Evaluation des parts de l'associé se retirant d'une société civile

Dans le silence des statuts, les parts de l'associé qui se retire d'une société civile doivent être évaluées à la date la plus proche de celle de leur remboursement

En l'absence de dispositions statutaires, la valeur des parts sociales de l'associé qui se retire d'une société civile doit être déterminée à la date la plus proche de celle du remboursement de la valeur de ces parts.

Après avoir énoncé ce principe, la Cour de cassation a censuré la décision d'une cour d'appel qui avait retenu que la valeur des parts sociales devait être arrêtée à la date à laquelle l'associé avait manifesté sa volonté de se retirer ou, à défaut, celle de la décision de justice l'autorisant à se retirer.

L'article 1869 du Code civil prévoit la faculté pour tout associé de société civile de se retirer de la société dans les conditions fixées par les statuts ou après autorisation donnée par décision unanime des autres associés ou encore, par décision de justice pour juste motif.

Ce texte précise que l'associé qui se retire a droit au remboursement de la valeur de ses droits sociaux, fixée, à défaut d'accord amiable, conformément à l'article 1843-4 du même Code. Aucune indication n'est donnée par ces textes sur la date à laquelle les parts sociales doivent être évaluées.

En matière de société civile professionnelle de notaires, il a été jugé que l'estimation des parts du notaire quittant la société s'opère au jour de la publication de l'arrêté ministériel prononçant son retrait, cette date étant celle à laquelle l'intéressé perd sa qualité d'associé. La Cour retient la même logique de rapprochement des dates d'évaluation des parts et de perte de la qualité d'associé.
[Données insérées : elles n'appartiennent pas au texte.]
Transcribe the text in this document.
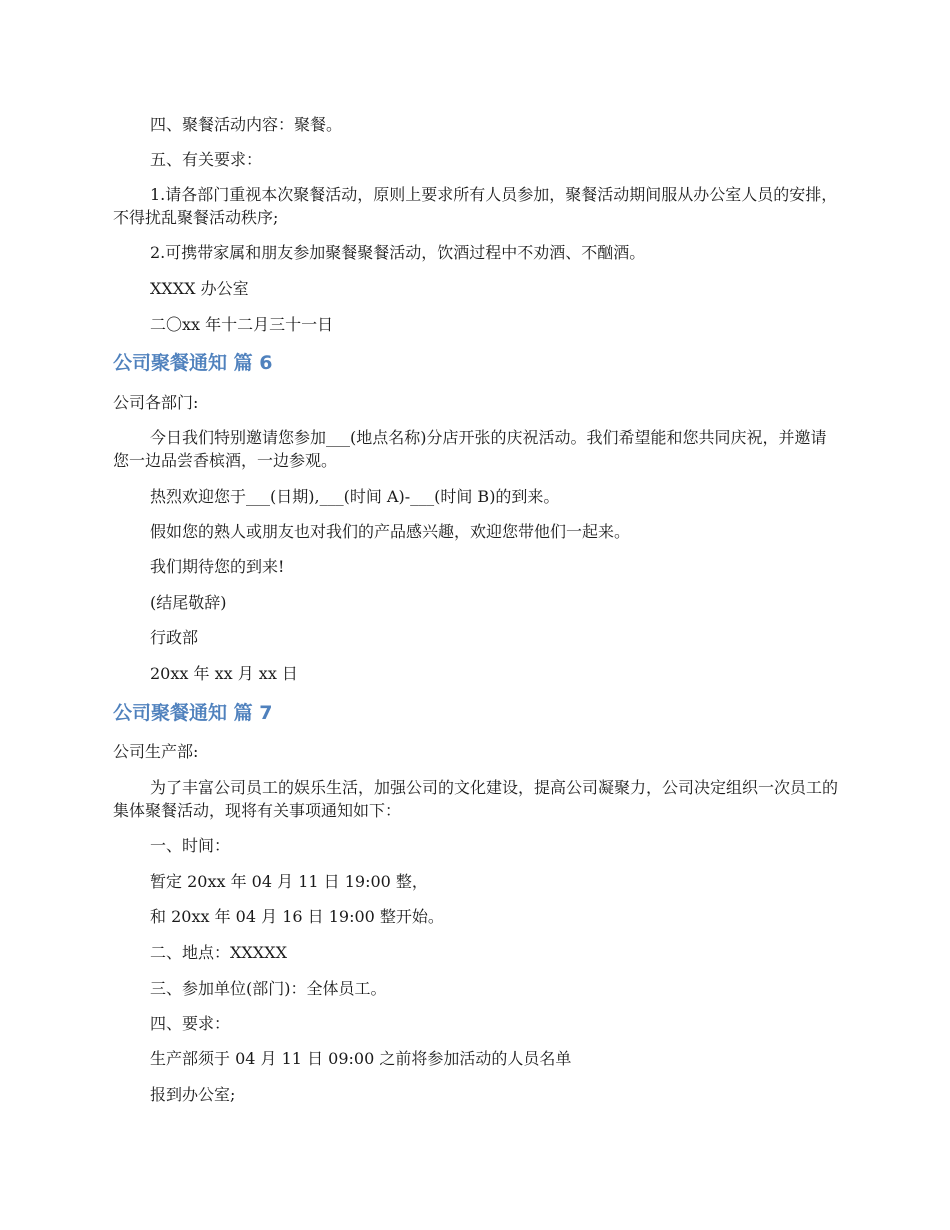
四、聚餐活动内容：聚餐。

五、有关要求：

1.请各部门重视本次聚餐活动，原则上要求所有人员参加，聚餐活动期间服从办公室人员的安排，不得扰乱聚餐活动秩序;

2.可携带家属和朋友参加聚餐聚餐活动，饮酒过程中不劝酒、不酗酒。

XXXX 办公室

二〇xx 年十二月三十一日

公司聚餐通知 篇 6

公司各部门:

今日我们特别邀请您参加___(地点名称)分店开张的庆祝活动。我们希望能和您共同庆祝，并邀请您一边品尝香槟酒，一边参观。

热烈欢迎您于___(日期),___(时间 A)-___(时间 B)的到来。

假如您的熟人或朋友也对我们的产品感兴趣，欢迎您带他们一起来。

我们期待您的到来!

(结尾敬辞)

行政部

20xx 年 xx 月 xx 日

公司聚餐通知 篇 7

公司生产部:

为了丰富公司员工的娱乐生活，加强公司的文化建设，提高公司凝聚力，公司决定组织一次员工的集体聚餐活动，现将有关事项通知如下：

一、时间：

暂定 20xx 年 04 月 11 日 19:00 整，

和 20xx 年 04 月 16 日 19:00 整开始。

二、地点：XXXXX

三、参加单位(部门)：全体员工。

四、要求：

生产部须于 04 月 11 日 09:00 之前将参加活动的人员名单

报到办公室;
Celle-ci ne survient, rappelons-le, qu'après remboursement à l'associé de la valeur de ses parts sociales.

Un certain délai est susceptible de s'écouler entre le moment où le retrait d'un associé est autorisé, que ce soit par les autres associés ou par le juge, et la date à laquelle les parts seront évaluées, en particulier en cas de désaccord sur la valeur des parts et de recours à l'expertise de l'article 1843-4 du Code civil (dans l'affaire rapportée ci-dessus, un délai de plus de cinq ans s'était écoulé entre la date d'autorisation du retrait et celle à laquelle l'expert avait déposé son rapport). Pour se prémunir contre les aléas liés à l'évolution de la valeur des parts pendant ce délai, les associés de la société ont intérêt à organiser le droit de retrait dans les statuts et préciser, en particulier, à quel moment ou dans quel délai les parts sociales devront être évaluées.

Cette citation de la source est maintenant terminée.